Automated & Human Video Workflow Overview
Hey Dave!
I did a ton of
automated video in 2024 and pivoted to
human content for 2025 with Vidzilla, but I’m still doing a lot of automation—it works. For automated content, I typically
target 60-90 seconds in length, prioritizing quality.
Here's an example video:
Basic Workflow
- Script
- Audio
- Images
- Animation/Sync
- Render
1. Script
If you're working at scale, you might want to define:
- Number of paragraphs & sentences
- Purpose of each sentence
For example:
This ensures
consistency across thousands of videos. Not mandatory but useful.
- I use GPT to write but I'm testing Deepseek. I always use the best model for the task.
- For 10-20 videos, I hand-edit scripts. For 1,000+, I run a helper script to filter out weaker scripts.
- I don’t use brand voice but assign emotiondynamically, e.g.:
- “For the third sentence, emphasize excitement in plain language.”
- “Explain it clearly, highlighting family fun.”
- CTAs (Call-to-Actions) are injected, e.g.:
- “In the last sentence of the second paragraph, invite users to reach out for assistance.”
At the end, I
split the script so TTS can process each paragraph separately.
- Example: A 5-paragraph script becomes TTS1.txt, TTS2.txt, TTS3.txt, etc.
2. Audio
- Eleven Labs API for TTS
- Saved favorite voices & settings for easy recall
- Highest quality settings → Outputs: TTS1.wav, TTS2.wav, etc. as mono 48K, 16bit
Audio Processing
- Python to trim & reduce large gaps in .wav files
- Optional VST plugin stack(classic broadcast voiceover chain):
- 1176 compressor → LA2A compressor → EQ
- Some Eleven Labs voices need EQ (sibilance or lack of body)
- Loudness settings:
- Voice files: -18 LUFS (Adobe Audition)
- Mixed music files: -14 LUFS (Python & Audition)

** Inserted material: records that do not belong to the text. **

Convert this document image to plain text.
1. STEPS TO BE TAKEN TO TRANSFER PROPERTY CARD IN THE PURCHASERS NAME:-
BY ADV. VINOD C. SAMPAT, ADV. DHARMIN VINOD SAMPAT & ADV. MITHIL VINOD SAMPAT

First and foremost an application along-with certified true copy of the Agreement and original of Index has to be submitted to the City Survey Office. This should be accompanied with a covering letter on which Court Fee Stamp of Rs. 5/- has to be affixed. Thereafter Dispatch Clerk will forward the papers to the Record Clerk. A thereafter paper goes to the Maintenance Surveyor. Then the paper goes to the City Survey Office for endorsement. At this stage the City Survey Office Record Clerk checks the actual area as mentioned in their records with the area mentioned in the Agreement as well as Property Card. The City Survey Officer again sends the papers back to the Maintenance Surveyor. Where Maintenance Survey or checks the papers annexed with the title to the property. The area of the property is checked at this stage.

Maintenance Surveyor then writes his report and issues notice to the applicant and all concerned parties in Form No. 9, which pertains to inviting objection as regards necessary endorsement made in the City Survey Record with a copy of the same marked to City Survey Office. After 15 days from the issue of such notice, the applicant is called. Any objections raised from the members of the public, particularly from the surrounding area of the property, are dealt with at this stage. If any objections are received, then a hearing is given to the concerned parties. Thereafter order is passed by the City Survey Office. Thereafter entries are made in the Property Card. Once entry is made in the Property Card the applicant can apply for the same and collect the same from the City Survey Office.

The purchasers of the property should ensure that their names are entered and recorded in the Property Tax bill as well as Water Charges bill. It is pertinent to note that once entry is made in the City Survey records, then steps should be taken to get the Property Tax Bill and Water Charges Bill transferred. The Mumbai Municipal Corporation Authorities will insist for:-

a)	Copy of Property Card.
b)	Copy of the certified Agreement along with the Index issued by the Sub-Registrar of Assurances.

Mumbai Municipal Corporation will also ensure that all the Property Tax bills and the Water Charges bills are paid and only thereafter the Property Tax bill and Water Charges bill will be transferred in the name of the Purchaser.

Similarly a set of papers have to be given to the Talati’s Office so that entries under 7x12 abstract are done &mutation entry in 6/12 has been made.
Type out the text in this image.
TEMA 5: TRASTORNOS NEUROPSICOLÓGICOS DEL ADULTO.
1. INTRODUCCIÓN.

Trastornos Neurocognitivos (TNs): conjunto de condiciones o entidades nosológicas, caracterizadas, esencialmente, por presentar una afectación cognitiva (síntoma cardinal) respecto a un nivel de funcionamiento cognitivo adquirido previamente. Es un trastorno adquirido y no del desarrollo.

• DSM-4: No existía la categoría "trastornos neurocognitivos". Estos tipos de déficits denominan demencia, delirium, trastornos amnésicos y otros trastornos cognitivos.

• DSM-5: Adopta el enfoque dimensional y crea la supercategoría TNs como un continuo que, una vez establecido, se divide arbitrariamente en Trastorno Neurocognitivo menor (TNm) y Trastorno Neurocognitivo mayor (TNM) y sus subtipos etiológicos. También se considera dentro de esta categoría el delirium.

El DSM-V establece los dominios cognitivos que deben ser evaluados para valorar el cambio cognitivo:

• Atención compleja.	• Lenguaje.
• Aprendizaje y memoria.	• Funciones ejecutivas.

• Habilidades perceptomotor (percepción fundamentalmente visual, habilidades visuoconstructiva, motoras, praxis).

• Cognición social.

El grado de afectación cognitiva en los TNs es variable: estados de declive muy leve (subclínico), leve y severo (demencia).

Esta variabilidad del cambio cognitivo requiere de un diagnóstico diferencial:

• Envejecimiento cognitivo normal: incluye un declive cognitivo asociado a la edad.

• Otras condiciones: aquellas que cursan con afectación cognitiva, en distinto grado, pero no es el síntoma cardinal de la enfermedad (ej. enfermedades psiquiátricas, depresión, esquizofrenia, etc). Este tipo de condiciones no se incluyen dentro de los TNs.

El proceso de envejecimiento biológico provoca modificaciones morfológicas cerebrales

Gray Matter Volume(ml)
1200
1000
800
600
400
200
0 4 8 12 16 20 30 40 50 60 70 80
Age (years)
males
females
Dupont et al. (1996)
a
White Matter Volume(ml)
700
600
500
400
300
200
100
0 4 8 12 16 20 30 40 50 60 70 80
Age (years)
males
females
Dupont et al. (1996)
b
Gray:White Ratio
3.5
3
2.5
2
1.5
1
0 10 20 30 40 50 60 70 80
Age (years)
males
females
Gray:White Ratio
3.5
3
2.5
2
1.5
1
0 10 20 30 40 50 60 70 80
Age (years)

- Python stitches audio files into master.wav
3. Images
Models change, so the best options vary.
Current go-to:
Ideogram, Recraft, Stability (all via API).
Image Strategy
- Avoid AI for technical items (it makes up fake objects). Use real photos.
- Number of images per video: Usually 8 images per video, with transitions.
- Consistent image types per video template (e.g., same type of image at each spot).
- Sometimes, I use Python to analyze scripts & generate 8 matching image prompts.
- Highly targeted prompts, e.g.:
- “A local HVAC company owner interacting with his community at a neighborhood picnic.”
- Focus on emotion & connection, not decoration. Images sell the story.
Thumbnail Creation
- AI-generated via Ideogram or Python.
- Python detects product photo size/shape, fits it to a canvas, and overlays text.
- Python checker script for detecting bad hands & artifacts (MS Phi works well).
No AI Video Tools
- AI video doesn't connect with humans.
- Pexels for real video (avoid Storyblocks—legal risks).
4. Animation & Sync
After Effects via CLI → Better results.
Steps
- Python generates static PNGs for end, side, and image panels separately.
- Animated end slides → Exported as MP4, then subtract duration from master.wav to get image slide durations.
- Image slides animated into an MP4 (typically using slide-and-blur transitions with gradual scale-up expressions).
- Optional overlays (e.g., light leaks) for style.
- Text slides animated to match script segment durations (from split scripts).
- Final text animation video: textSlides.mp4.
5. Render
Final render components:
- intro.mp4
- slides.mp4
- textSlides.mp4
- outro.mp4
- master.wav
Rendering Process
- Python stacks MP4s (slides.mp4 underneath textSlides.mp4 in Z-order).
- Scene transitions applied with Python.
- Final video matches master.wav duration, ensuring smooth sync.
- YouTube-ready quality settings (balanced file size vs. quality).
- Python generates SEO-friendly file names for thumbnails & videos.
Bonus: Automating YouTube Upload & SEO
- AI agent handles YouTube uploads, descriptions, and metadata.
- Python script generates a unique blog post with video schema markup.
- AI agents can repurpose content for social media, Vimeo, etc., maximizing reach.
Final Thoughts
Hope this was helpful—just a quick brain dump. Let me know if you have any questions! I formatted this using GPT so I could be more like Lucian!